O sucesso internacional de filmes como “Cidade de Deus” (Fernando Meirelles e

Katia Lund, 2002), considerado uma ruptura com a retomada, e “Tropa de Elite 2”

(José Padilha, 2011), a maior bilheteria da história do cinema brasileiro, batendo “Dona

Flor e seus dois maridos” (Bruno Barreto, 1972), aparentemente parece ter inspirado no

Brasil uma nova onda de seriados policiais e de ação. As séries “Força-Tarefa” (Globo,

2009-2011), “9 MM” (HBO, 2008-2011), “A Lei e o Crime” (Record, 2010),

“Mandrake” (HBO, 2005-2008) invadiram as telas da TV. Mas a tendência não se

resume ao Brasil.
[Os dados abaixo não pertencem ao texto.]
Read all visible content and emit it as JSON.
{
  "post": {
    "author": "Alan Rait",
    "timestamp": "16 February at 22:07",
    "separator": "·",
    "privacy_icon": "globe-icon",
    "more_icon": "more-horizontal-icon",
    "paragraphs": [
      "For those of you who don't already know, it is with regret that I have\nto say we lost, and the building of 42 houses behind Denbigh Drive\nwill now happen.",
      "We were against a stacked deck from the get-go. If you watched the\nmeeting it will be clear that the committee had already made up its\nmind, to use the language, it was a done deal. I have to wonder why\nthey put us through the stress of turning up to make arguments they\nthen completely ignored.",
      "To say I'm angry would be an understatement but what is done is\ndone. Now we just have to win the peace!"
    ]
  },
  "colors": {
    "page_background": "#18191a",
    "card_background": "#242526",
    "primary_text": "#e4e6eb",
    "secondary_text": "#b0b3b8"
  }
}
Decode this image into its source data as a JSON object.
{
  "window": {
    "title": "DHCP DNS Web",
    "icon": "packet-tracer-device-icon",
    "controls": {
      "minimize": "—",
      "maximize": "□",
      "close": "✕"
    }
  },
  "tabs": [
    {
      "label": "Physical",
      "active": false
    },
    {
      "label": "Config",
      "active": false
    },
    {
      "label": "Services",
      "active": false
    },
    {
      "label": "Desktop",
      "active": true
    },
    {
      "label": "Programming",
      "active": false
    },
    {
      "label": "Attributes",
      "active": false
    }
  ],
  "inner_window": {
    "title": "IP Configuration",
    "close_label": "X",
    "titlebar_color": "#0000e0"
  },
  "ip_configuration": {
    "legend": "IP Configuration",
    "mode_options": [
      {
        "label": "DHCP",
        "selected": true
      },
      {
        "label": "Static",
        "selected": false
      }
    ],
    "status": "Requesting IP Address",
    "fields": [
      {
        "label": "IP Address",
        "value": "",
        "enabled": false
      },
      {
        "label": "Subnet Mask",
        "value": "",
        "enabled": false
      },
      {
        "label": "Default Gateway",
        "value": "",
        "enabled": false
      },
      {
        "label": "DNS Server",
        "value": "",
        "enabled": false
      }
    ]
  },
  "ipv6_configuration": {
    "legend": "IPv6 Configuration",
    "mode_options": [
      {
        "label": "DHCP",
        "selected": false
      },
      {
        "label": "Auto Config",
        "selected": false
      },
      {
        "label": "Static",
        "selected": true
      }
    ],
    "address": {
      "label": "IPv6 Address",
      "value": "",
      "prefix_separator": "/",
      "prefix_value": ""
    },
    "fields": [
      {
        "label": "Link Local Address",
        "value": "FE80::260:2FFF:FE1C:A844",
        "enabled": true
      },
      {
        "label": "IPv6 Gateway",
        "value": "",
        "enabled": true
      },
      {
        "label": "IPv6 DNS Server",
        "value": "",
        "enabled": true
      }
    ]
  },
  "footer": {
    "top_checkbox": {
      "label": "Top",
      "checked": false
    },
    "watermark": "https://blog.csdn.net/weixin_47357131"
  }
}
Os argentinos “Poliladrón” (Canal 13, 1995-1997), “Epitafios” (HBO,

2004-2009), e a franquia “Hermanos y Detectives” (Telefe, 2006), com versões em oito

paises, de “Capadócia” (HBO,2008-2010), produzido pela HBO, passam a compor o

imaginário latino-americano do gênero com uma produção de ficção que fala de

violência, de conflitos sociais, e trata temas urbanos de forma realista e ao mesmo

tempo, se espelha na tradição destes gêneros no cinema mundial e, sobretudo, no

americano.

O mais recente exemplo desta tendência é a série “Prófugos” (HBO, 2011), uma

produção da HBO no Chile, em co-produção com as produtoras locais Efetres e Fabula.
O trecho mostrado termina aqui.